As a meeting of the creditors must be summoned on not less than 14 days’ notice, the judicial manager effectively only has 46 days to come up with the proposal to rehabilitate the company. Therefore, there is the view that the Bill’s 60-day period may in reality be too short unless the Court is more flexible in allowing for more time for the preparation of this statement of proposals.
 
Clause 408(2) of the Bill requires a judicial manager’s proposals to be approved by a majority of 75% in value of the creditors present and voting either in person or in proxy whose claims have been accepted by the judicial manager. Once approved by the required majority, the proposals shall be binding on all creditors of the company whether or not they had voted in favour of the proposals.
 
CORPORATE VOLUNTARY ARRANGEMENT
 
The corporate voluntary arrangement (“CVA”) is modeled after the corresponding provisions under the UK Insolvency Act. The CVA is a procedure which allows a company to put up a proposal to its creditors for a voluntary arrangement. The implementation of the proposal is supervised by an independent insolvency practitioner who would report to the Court on the viability of the proposal.
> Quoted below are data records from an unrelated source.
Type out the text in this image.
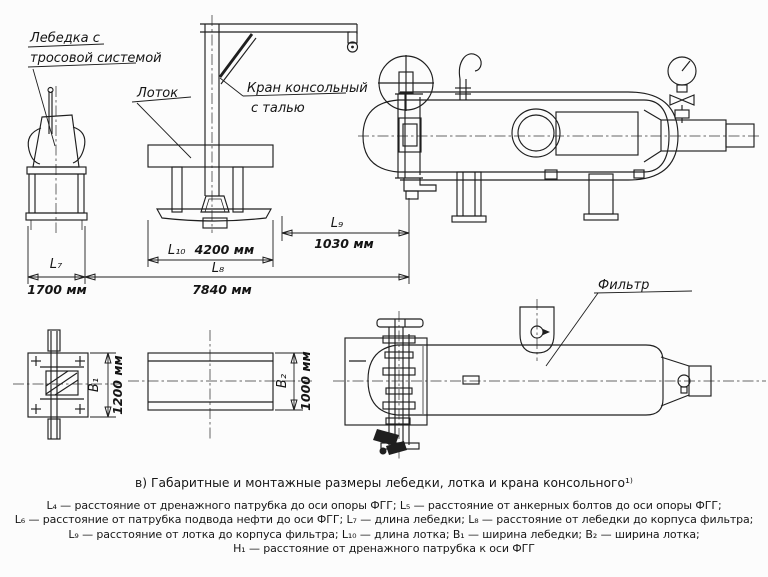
Лебедка с
тросовой системой
Кран консольный
с талью
Лоток
L₉
1030 мм
L₁₀ 4200 мм
L₇
1700 мм
L₈
7840 мм
B₁ 1200 мм	B₂ 1000 мм
Фильтр
в) Габаритные и монтажные размеры лебедки, лотка и крана консольного¹⁾
L₄ — расстояние от дренажного патрубка до оси опоры ФГГ; L₅ — расстояние от анкерных болтов до оси опоры ФГГ;
L₆ — расстояние от патрубка подвода нефти до оси ФГГ; L₇ — длина лебедки; L₈ — расстояние от лебедки до корпуса фильтра;
L₉ — расстояние от лотка до корпуса фильтра; L₁₀ — длина лотка; B₁ — ширина лебедки; B₂ — ширина лотка;
H₁ — расстояние от дренажного патрубка к оси ФГГ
There is minimal Court intervention in the process.
 
Initiation of CVA
 
To initiate a CVA, the directors would have to submit to the nominee, being a person who is qualified to be appointed as an approved liquidator, a document setting out the terms of the proposed voluntary arrangement and a statement of the company’s affairs.
 
Under clause 422 of the Bill, the nominee shall then submit to the directors a statement indicating whether or not in his opinion:
 
  1. the proposed CVA has a reasonable prospect of being approved and implemented;
  2. the company is likely to have sufficient funds available for it during the proposed moratorium to enable to the company to carry on its business; and
  3. that meetings of the company and creditors should be summoned to consider the proposed CVA.
 
Under clause 421 of the Bill, once the directors have received a positive statement from the nominee, they can then file this statement with the Court together with the other necessary documents, such as the nominee’s consent to act and the document setting out the terms of the proposed CVA.
 
Moratorium and Required Majority to Approve the Proposal
 
Upon the filing of the relevant documents pursuant to clause 421, the Ninth Schedule of the Bill provides that a moratorium commences automatically and shall remain in force for a period of 28 days.
 
Clause 423 of the Bill also provides that once the moratorium is in force, the nominee is to summon a meeting of the company and its creditors within the period specified in the Eighth Schedule of the Bill. The reference in clause 423 to the Eighth Schedule appears to be a typographical error and that the correct reference should be to the Ninth Schedule of the Bill.
 
Under the Ninth Schedule, such a meeting of the company and creditors must be called within 28 days of the date of the filing of the documents in Court. At the company’s meeting, a simple majority is required to pass a resolution to approve the proposed CVA while at the creditors’ meeting, the required majority is 75% of the total value of the creditors present and voting in person or by proxy.
 
If more time is needed for the stakeholders to decide, and in order to extend the moratorium period beyond the initial 28-day period, a meeting can be summoned to extend the moratorium for not more than 60 days if there is approval of 75% majority in value of the creditors and with the consent of the nominee and the members of the company.
 
CONCLUSION
 
The Bill brings many welcomed changes in revamping the corporate insolvency and rehabilitation framework in Malaysia. It is hoped that the final Bill will reflect the feedback and comments received through the public consultation process.